Des produits "contaminés" suscitent l'inquiétude de l’ARP

 

La détection de médicaments de qualité inférieure, nocifs à la santé du bébé et du nourrisson sur l'espace OMS de l'Afrique, provoque l'inquiétude de l'Agence sénégalaise de réglementation pharmaceutique (ARP). Le ministère de la Santé et de l'action sociale recommande la vigilance maximale.

 

Selon une note de l'Agence sénégalaise de réglementation pharmaceutique (ARP), des produits nocifs pour le bébé et le nourrisson ont été détectés sur la zone OMS de l'Afrique. En effet, des analyses sur ces médicaments dits de "qualité inférieure" ou "contaminés" ont abouti à une contamination par "dieyhylene, glycol et éthylène glycol en quantité inacceptable", selon toujours cette missive de l'ARP.

À en croire l'agence de réglementation, quatre médicaments sont incriminés. Il s'agit du promethazine en "solution orale", du kofexmalin et du Makoff, des sirops luttant contre la toux chez le bébé, ainsi que du Magrip, un autre sirop, guérissant la toux chez le nourrisson. Ces produits toxiques sont signés Maiden Pharmaveuticals, un laboratoire indien, renseigne-t-on. Et, l'ARP signale que ces produits prohibés sont dépourvus d'une "autorisation de mise sur le marché (AMM) au Sénégal", un manquement qui vient davantage jeter du discrédit sur ces derniers.

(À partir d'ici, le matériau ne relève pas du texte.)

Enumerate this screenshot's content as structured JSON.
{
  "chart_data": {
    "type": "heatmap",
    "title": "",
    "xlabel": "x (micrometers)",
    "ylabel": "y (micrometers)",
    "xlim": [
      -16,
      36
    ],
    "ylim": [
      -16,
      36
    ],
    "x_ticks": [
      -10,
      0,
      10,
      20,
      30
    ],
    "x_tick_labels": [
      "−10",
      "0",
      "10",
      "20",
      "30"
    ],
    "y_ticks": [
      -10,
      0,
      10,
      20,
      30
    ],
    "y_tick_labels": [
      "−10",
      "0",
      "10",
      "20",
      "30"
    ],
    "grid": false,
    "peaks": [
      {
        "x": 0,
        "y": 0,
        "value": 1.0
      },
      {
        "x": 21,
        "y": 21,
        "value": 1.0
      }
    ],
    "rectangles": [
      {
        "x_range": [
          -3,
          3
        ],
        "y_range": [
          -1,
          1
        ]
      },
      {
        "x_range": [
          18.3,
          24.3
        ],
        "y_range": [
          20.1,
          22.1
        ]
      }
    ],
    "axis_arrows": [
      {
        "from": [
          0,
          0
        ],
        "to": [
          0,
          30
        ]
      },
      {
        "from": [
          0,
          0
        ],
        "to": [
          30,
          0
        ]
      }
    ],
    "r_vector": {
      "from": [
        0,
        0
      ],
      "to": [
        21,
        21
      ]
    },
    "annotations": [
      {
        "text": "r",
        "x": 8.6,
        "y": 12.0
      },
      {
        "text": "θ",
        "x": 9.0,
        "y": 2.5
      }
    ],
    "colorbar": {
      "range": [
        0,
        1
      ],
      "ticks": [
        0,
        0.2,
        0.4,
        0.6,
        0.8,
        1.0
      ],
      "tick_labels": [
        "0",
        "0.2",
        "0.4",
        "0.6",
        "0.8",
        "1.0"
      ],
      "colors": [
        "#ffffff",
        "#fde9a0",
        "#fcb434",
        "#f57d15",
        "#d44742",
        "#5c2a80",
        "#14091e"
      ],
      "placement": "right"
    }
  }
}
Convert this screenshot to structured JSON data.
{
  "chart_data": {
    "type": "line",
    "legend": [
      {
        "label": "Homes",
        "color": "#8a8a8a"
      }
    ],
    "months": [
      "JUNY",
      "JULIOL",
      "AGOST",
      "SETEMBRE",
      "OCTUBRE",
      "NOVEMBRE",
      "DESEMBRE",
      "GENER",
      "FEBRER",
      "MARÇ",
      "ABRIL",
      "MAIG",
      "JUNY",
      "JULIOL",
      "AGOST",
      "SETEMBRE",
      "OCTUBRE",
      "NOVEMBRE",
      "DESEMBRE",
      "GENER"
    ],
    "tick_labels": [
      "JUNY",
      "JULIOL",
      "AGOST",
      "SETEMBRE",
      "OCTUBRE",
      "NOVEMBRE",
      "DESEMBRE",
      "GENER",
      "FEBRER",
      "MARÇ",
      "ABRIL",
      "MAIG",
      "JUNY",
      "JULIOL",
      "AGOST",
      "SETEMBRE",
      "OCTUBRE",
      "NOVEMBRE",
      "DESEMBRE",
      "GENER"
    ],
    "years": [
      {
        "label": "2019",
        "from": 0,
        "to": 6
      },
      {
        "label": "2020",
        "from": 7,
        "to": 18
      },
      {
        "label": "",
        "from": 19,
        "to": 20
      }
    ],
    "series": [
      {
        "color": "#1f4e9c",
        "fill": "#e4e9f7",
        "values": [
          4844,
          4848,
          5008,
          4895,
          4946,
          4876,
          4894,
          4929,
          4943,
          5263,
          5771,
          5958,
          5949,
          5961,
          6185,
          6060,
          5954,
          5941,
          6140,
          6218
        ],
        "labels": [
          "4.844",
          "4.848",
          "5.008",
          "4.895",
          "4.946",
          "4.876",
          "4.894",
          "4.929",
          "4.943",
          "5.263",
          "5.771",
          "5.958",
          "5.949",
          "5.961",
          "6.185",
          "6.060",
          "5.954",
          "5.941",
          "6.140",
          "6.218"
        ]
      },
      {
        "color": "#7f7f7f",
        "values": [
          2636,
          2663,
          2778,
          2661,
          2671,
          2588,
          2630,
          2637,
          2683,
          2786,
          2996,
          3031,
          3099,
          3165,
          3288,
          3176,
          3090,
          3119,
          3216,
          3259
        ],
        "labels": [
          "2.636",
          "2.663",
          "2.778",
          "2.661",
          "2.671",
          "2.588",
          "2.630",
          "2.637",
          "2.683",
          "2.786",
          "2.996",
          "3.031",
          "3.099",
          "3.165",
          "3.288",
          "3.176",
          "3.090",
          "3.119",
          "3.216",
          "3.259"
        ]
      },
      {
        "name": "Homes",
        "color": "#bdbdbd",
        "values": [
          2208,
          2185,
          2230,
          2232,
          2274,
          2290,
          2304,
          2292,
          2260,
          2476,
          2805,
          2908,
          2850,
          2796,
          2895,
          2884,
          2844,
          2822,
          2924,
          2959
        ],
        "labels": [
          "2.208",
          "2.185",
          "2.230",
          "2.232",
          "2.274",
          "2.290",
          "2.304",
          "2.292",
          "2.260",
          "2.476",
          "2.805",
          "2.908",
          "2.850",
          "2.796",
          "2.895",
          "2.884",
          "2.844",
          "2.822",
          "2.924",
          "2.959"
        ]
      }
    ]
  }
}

Quant aux dégâts que lesdits produits sont susceptibles d'entraîner, il y a de quoi s'inquiéter. En effet, à en croire la note de l'ARP, des douleurs abdominales, des vomissements, des diarrhées, une incapacité à uriner, des maux de tête, une altération de l'état mental et des lésions rénales aiguës pouvant conduire à la mort" sont les risques n'ont négligeables auxquels les bébés et les nourrissons s'exposent.

L'OMS recommande plus de vigilance

C’est pourquoi, le ministère de la Santé et de l'Action sociale monte au créneau, en appelant les populations à "redoubler" de vigilance. Il demande aux professionnels de santé à "intensifier" la surveillance et à "notifier" tout cas de suspicion ou découverte de ces produits sur le territoire national, afin de couper le mal à la racine.

Quant à l'OMS, elle préconise une vigilance accrue au niveau des "chaînes d'approvisionnement" dans les pays et les régions susceptibles d'être touchés par ces produits de "qualité inférieure". Selon elle, pour stopper nette la propagation de ces médicaments, tous les produits doivent au préalable faire l'objet d'une approbation et émaner des fournisseurs "autorisés/agréés". En outre, l'authenticité et l'état physique des produits médicaux doivent être vigoureusement vérifiés.